Improving Clinician Experience
The final goal of the Quadruple Aim — the “Fourth Musketeer” as I like to call it — underscores and emphasizes all other goals. Without provider satisfaction and engagement, those other aims aren’t possible. At Privia, we like to say that “an engaged physician is the starting place for value-based care.”
At the same time, the system is working against our clinicians. I can’t describe what physician burnout feels like, but I do know that one of the common causes of burnout is decreased time with patients. In a joint survey from the American Academy of Family Physicians and CompHealth, 87 percent of providers said the best part of their job was “interacting with patients and helping patients.” However, fee-for-service models force providers to spend less time with patients, often addressing immediate needs but not underlying causes. The same survey found that 64 percent of providers responded that “excessive workload” was a leading cause of unhappiness. That is the end result of reimbursing providers for seeing more patients as opposed to delivering high-quality, meaningful care.
At the end of the day, this means that providers aren’t able to do what they were called to do.
Value-based care offers a way out. By reorienting incentives to focus on patient value (i.e., experience, cost, quality) instead of volume, providers are rewarded for providing great care to their patients. They can spend more time with their sickest patients without needing to “churn” through too many visits per day. Providers can demonstrate their own value as a clinician by the value their patients get out of the relationship.
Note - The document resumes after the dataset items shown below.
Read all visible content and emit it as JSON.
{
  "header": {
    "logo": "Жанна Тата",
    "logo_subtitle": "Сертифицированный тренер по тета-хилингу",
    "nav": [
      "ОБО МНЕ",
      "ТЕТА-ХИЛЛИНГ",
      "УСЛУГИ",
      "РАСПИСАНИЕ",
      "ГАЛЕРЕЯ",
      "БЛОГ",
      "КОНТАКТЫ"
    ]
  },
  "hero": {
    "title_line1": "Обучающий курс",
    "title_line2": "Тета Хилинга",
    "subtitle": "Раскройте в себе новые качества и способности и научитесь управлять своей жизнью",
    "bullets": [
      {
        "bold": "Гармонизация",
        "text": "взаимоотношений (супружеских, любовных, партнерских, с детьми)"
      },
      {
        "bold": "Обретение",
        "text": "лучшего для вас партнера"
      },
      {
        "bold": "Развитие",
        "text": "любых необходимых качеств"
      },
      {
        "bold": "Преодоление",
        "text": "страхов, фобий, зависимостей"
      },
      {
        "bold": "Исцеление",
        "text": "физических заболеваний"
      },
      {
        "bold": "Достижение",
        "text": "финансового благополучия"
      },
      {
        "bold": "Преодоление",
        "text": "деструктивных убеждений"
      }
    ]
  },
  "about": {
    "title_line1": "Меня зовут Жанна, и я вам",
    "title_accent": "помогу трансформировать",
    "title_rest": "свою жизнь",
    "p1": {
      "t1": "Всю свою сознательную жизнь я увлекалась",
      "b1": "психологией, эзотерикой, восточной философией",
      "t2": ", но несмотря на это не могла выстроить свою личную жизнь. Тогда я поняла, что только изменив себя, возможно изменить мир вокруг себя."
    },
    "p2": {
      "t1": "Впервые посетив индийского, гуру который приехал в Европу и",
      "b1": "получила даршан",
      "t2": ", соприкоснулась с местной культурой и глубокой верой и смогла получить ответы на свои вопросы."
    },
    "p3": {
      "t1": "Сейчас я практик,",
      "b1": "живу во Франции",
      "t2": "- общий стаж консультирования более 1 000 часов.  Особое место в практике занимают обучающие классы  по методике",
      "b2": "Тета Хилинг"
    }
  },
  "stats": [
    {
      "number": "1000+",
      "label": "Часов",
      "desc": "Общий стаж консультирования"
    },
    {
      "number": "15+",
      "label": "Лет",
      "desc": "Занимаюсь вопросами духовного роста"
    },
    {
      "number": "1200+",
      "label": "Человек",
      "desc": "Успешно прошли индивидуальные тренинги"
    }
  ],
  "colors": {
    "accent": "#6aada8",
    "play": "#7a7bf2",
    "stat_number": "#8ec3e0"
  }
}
Through value-based care, we can reconnect providers with why they went into medicine in the first place.
By overlaying the Quadruple Aim and goals of value-based care, we see a more defined picture of what the future of healthcare resembles for patients, providers, and other industry stakeholders. The more clearly we see this picture, the more clearly we see our next steps and what we must do to achieve the aims of these bold — but realistic — frameworks.